Une fois de plus, nous observons la non-participation de Paul Biya aux travaux du 21ième sommet de l’Union Africaine marquée cette année par la célébration du cinquantenaire de cette organisation sensée incarnée et opérationnalisée le rêve de l’unité africaine.
Cela ne nous étonne nullement parce que cette absence est une énième manifestation d’une approche des questions africaines qui, si elle n’est pas méprisante est loin d’être à la hauteur des enjeux et des défis de développement du continent africain.

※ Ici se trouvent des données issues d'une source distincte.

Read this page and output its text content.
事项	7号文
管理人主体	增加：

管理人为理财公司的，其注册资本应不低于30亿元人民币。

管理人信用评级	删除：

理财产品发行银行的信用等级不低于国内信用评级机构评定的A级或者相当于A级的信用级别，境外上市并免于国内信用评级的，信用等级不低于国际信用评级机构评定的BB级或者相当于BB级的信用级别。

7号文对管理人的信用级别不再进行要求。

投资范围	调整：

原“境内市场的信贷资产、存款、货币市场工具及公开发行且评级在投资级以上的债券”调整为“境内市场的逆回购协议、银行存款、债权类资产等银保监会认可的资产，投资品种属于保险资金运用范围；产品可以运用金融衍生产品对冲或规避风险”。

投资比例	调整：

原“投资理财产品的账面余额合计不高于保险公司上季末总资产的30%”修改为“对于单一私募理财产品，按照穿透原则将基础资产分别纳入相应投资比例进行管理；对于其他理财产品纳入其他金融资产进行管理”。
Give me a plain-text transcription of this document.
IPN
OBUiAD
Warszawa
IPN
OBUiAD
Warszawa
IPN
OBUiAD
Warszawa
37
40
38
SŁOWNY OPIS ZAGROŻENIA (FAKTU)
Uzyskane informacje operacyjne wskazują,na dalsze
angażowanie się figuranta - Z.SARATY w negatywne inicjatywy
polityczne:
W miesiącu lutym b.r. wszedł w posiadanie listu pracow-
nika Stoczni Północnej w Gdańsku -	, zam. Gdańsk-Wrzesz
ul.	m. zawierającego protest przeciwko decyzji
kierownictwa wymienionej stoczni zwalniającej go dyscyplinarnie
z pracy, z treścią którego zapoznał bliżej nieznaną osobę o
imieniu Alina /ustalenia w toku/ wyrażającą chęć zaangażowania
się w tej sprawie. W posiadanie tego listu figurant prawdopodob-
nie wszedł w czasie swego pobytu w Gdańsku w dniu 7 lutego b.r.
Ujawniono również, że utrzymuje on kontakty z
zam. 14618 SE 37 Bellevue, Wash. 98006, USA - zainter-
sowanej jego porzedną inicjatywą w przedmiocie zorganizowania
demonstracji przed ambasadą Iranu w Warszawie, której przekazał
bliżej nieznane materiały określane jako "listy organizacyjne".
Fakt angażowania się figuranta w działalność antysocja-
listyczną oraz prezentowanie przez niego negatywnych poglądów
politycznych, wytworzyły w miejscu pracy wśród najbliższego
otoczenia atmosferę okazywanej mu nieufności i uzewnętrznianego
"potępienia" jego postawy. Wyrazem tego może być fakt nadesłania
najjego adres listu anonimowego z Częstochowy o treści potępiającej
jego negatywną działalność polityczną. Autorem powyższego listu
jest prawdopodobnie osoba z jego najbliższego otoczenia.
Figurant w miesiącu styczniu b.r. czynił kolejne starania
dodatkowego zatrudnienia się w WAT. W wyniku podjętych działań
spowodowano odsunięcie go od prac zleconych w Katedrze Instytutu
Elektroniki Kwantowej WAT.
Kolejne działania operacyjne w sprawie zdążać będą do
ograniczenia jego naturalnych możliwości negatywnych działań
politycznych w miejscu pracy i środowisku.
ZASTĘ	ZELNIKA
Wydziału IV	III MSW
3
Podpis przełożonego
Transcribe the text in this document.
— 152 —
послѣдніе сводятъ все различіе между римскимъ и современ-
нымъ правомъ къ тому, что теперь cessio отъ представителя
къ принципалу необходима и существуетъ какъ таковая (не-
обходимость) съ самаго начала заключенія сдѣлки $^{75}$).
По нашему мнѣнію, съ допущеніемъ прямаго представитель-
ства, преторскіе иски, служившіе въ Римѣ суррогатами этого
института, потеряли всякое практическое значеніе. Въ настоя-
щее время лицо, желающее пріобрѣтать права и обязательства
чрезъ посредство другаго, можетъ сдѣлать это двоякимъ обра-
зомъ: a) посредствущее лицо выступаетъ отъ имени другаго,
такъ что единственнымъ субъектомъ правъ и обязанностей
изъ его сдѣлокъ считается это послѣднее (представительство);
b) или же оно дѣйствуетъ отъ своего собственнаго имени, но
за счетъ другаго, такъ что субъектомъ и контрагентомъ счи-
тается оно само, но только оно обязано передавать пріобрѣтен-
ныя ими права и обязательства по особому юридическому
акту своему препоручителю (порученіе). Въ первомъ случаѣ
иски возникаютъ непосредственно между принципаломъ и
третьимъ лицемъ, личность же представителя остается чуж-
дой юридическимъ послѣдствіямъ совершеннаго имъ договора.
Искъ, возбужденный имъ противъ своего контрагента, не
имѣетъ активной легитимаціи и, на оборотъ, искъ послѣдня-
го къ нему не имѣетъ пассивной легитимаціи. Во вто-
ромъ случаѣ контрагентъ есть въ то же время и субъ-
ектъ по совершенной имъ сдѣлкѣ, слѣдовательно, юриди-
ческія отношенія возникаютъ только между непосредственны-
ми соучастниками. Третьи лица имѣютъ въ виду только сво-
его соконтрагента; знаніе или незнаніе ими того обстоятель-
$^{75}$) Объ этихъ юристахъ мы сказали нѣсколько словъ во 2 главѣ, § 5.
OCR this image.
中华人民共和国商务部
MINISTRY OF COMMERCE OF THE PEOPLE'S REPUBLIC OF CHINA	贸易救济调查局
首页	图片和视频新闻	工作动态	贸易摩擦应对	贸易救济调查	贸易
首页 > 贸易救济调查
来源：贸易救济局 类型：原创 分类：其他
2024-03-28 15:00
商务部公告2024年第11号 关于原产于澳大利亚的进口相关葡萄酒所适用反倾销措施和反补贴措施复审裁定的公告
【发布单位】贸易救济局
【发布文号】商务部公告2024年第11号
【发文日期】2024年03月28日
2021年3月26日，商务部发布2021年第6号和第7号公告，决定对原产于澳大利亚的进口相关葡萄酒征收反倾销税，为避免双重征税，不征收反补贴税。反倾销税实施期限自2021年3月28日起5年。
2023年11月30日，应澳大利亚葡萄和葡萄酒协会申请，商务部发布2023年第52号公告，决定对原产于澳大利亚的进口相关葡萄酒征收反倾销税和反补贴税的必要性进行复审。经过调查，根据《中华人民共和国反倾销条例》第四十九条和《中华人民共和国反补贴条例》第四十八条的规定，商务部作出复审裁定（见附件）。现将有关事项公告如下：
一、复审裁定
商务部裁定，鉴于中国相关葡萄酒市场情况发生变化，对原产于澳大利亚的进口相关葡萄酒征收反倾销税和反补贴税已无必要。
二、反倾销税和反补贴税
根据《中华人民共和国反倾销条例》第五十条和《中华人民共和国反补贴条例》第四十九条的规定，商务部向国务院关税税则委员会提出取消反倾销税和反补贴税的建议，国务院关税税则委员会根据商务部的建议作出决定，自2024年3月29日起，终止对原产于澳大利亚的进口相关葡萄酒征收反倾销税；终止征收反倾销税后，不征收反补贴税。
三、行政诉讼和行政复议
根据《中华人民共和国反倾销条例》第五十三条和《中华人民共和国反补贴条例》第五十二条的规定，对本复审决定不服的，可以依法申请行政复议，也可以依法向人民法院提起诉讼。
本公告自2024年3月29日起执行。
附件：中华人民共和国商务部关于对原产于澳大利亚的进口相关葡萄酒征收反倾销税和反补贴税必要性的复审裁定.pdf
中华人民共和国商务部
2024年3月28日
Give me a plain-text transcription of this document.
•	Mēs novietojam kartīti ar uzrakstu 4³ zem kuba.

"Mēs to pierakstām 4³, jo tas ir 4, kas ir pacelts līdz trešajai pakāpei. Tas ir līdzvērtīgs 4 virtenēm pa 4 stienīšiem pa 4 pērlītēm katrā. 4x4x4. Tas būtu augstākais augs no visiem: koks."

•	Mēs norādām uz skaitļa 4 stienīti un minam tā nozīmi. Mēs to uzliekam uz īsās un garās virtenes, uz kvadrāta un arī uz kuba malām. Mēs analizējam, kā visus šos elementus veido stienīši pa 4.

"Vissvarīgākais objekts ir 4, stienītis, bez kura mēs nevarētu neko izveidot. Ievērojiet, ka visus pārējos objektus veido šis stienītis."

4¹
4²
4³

C’est une habitude chez Paul Biya qui préfère aller dans les grands sommets organisés par les puissances occidentales ou asiatiques au lieu de prendre une part active dans les débats et les propositions qui accompagnent ou structurent les efforts d’intégration au niveau continental.
Il ne croit pas que ces rencontres soient décisives et on ne se souvient d’ailleurs pas que notre pays, sous sa présidence, ait porté une quelconque initiative d’envergure au niveau africain.
Ce n’est pas un hasard si l’influence et la voix du Cameroun sur la scène internationale ne font que décliner.
Paul Biya, par cette attitude, demeure l’incarnation de ce leadership africain qui aura plombé le décollage des institutions sous régionales et continentales africaines car prisonnier du paradigme du « meilleur élève français » dévoilé lors d’une visite en France.
Et pourtant, notre pays, par ses caractéristiques géographiques, humaines, linguistiques et son histoire est une véritable Afrique en miniature pouvant jouer un rôle plus éminent sur la scène internationale africaine.
Nous avons simplement besoin d’un autre leadership aux antipodes de celui qu’incarne actuellement Paul Biya.